Researchers at the National Institute of Standards and Technology have developed a new analysis technique to help IT administrators assess security risk.
The patent-pending technique was developed by computer scientist Anoop Singhal and his research colleagues at George Mason University. Though NIST researchers weren’t available this morning to comment on their findings, Singhal and his team use attack graphs and the National Vulnerability Database in their assessment of network pathways.
“We analyze all of the paths that system attackers could penetrate through a network and assign a risk to each component of the system,” Singhal said in a statement. “Decision makers can use our assigned probabilities to make wise decisions and investments to safeguard their network.”

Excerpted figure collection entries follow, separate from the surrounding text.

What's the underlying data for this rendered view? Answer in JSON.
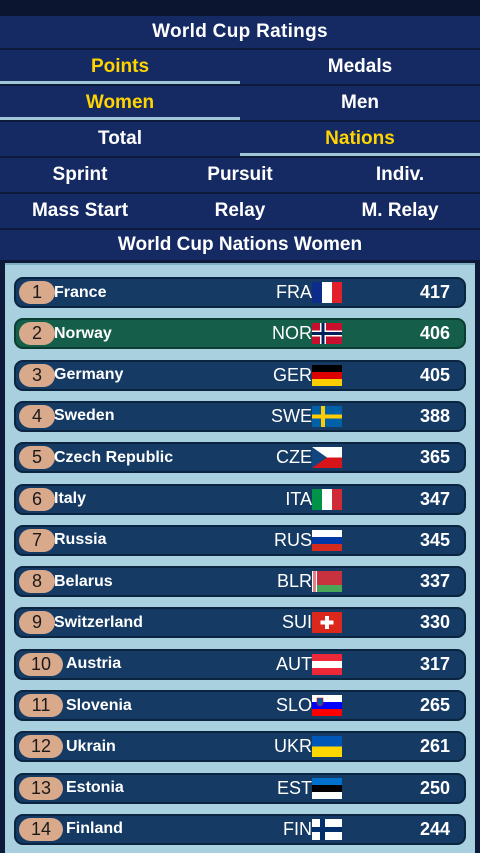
{
  "header": {
    "title": "World Cup Ratings"
  },
  "tabs": {
    "row1": [
      {
        "label": "Points",
        "active": true
      },
      {
        "label": "Medals",
        "active": false
      }
    ],
    "row2": [
      {
        "label": "Women",
        "active": true
      },
      {
        "label": "Men",
        "active": false
      }
    ],
    "row3": [
      {
        "label": "Total",
        "active": false
      },
      {
        "label": "Nations",
        "active": true
      }
    ],
    "row4": [
      {
        "label": "Sprint"
      },
      {
        "label": "Pursuit"
      },
      {
        "label": "Indiv."
      }
    ],
    "row5": [
      {
        "label": "Mass Start"
      },
      {
        "label": "Relay"
      },
      {
        "label": "M. Relay"
      }
    ]
  },
  "list_title": "World Cup Nations Women",
  "colors": {
    "accent": "#ffd400",
    "header_bg": "#152962",
    "row_bg": "#153a64",
    "highlight_bg": "#145e4a",
    "rank_badge": "#d9a98c",
    "list_bg": "#a9d0df"
  },
  "rows": [
    {
      "rank": "1",
      "name": "France",
      "code": "FRA",
      "points": "417",
      "flag": "france-flag-icon"
    },
    {
      "rank": "2",
      "name": "Norway",
      "code": "NOR",
      "points": "406",
      "flag": "norway-flag-icon",
      "highlight": true
    },
    {
      "rank": "3",
      "name": "Germany",
      "code": "GER",
      "points": "405",
      "flag": "germany-flag-icon"
    },
    {
      "rank": "4",
      "name": "Sweden",
      "code": "SWE",
      "points": "388",
      "flag": "sweden-flag-icon"
    },
    {
      "rank": "5",
      "name": "Czech Republic",
      "code": "CZE",
      "points": "365",
      "flag": "czech-flag-icon"
    },
    {
      "rank": "6",
      "name": "Italy",
      "code": "ITA",
      "points": "347",
      "flag": "italy-flag-icon"
    },
    {
      "rank": "7",
      "name": "Russia",
      "code": "RUS",
      "points": "345",
      "flag": "russia-flag-icon"
    },
    {
      "rank": "8",
      "name": "Belarus",
      "code": "BLR",
      "points": "337",
      "flag": "belarus-flag-icon"
    },
    {
      "rank": "9",
      "name": "Switzerland",
      "code": "SUI",
      "points": "330",
      "flag": "switzerland-flag-icon"
    },
    {
      "rank": "10",
      "name": "Austria",
      "code": "AUT",
      "points": "317",
      "flag": "austria-flag-icon"
    },
    {
      "rank": "11",
      "name": "Slovenia",
      "code": "SLO",
      "points": "265",
      "flag": "slovenia-flag-icon"
    },
    {
      "rank": "12",
      "name": "Ukrain",
      "code": "UKR",
      "points": "261",
      "flag": "ukraine-flag-icon"
    },
    {
      "rank": "13",
      "name": "Estonia",
      "code": "EST",
      "points": "250",
      "flag": "estonia-flag-icon"
    },
    {
      "rank": "14",
      "name": "Finland",
      "code": "FIN",
      "points": "244",
      "flag": "finland-flag-icon"
    }
  ]
}
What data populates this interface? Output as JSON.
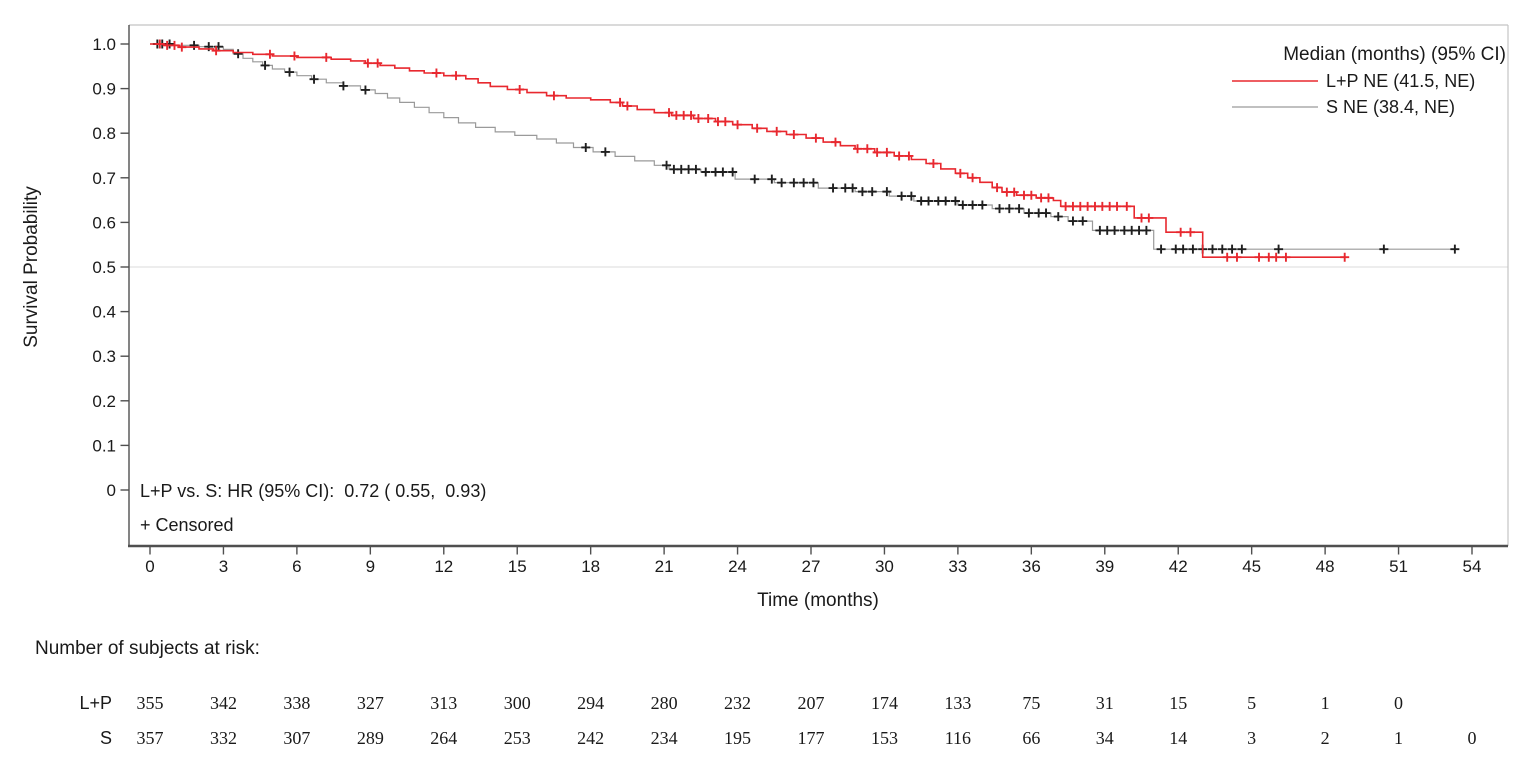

According to NIST, once inside a network’s firewall, a hacker can take a number of routes through the network to find a treasure-trove of confidential data. NIST researchers evaluate each route and assign it a risk based on the level of difficulty for the hacker. For example, in a simple system there is an attacker on a computer, a firewall, router, an FTP server and a database server, NIST officials explained. The goal for the attacker is to find the simplest path into the database server. Using attack graph analysis, NIST determines three potential attack paths and assigns an attack probability for each path in the graph based on the score in the NVD database.
Because it takes multiple steps to reach the goal, the probabilities of each component are multiplied to determine the overall risk, NIST officials said. The next step is for the researchers to expand their research to handle large-scale enterprise networks, officials added.